Bertha, world’s largest tunneler, resumes digging below Seattle after 2-year delay

Updated Jul 18, 2016
A worker with Seattle Tunnel Partners watches as co-workers are lifted out of Bertha’s repair pit Dec. 15, 2015. With repairs complete, crews filled the hole in in order to begin tunneling with the machine after a 2-year delay. Photo Credit: WSDOT FlickrA worker with Seattle Tunnel Partners watches as co-workers are lifted out of Bertha’s repair pit Dec. 15, 2015. With repairs complete, crews filled the hole in in order to begin tunneling with the machine after a 2-year delay. Photo Credit: WSDOT Flickr

Though the contractor behind the Washington state Highway 99 project said it might give crews a holiday break before resuming the dig, Bertha, the world’s largest tunnel-boring machine, made its first progress in two years deep below Seattle last week.

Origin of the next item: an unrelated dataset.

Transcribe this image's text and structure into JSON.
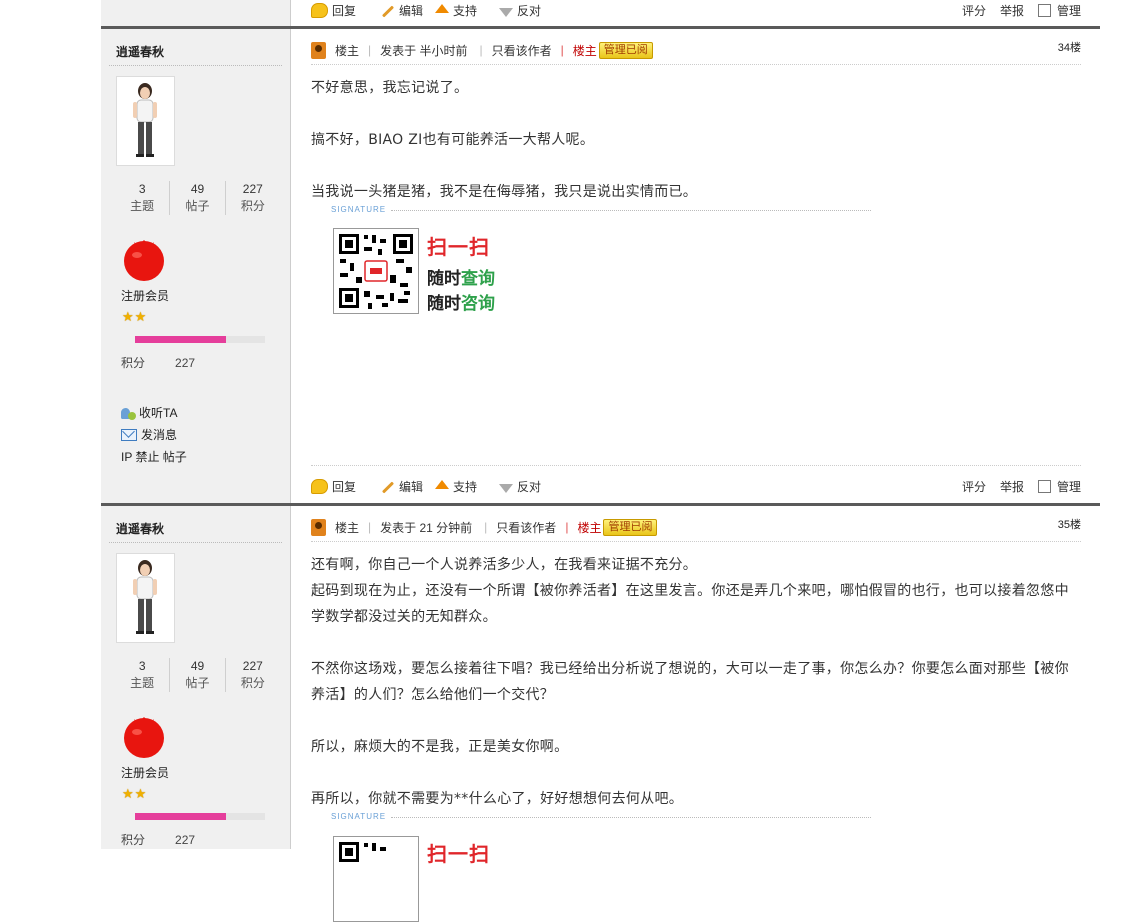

According to an announcement from the Washington State Department of Transportation, Bertha moved forward 1.5 feet Dec. 22, giving crews enough room to install a portion of tunnel at the bottom of the 120-foot-deep pit built earlier this year to repair the machine.

The machine went down in January 2014, just one-tenth of the way through digging a 1.7-mile tunnel which will replace the Alaskan Way viaduct and carry a double-deck highway beneath Seattle. The project was originally scheduled for completion by the end of this year but has been delayed time and time again by a long list of setbacks.

In April we showed you the process of lifting the massive machine’s cutterhead through a 120-foot deep access tunnel and in September, took you through the process of repairing the massive machine.

In the video below, Chris Dixon, project manager for Seattle Tunnel Partners discusses that repair process in detail before describing how the contractor plans on moving forward with the project.

Dixon told the Seattle Times, that for the next few weeks, the machine will be in a testing phase in order to see how the repaired machine responds to digging through the sand workers recently filled the repair pit with. At the start of the New Year, crews will begin tunneling through the concrete north wall of the pit before pushing forward 450 feet over the course of the next four weeks.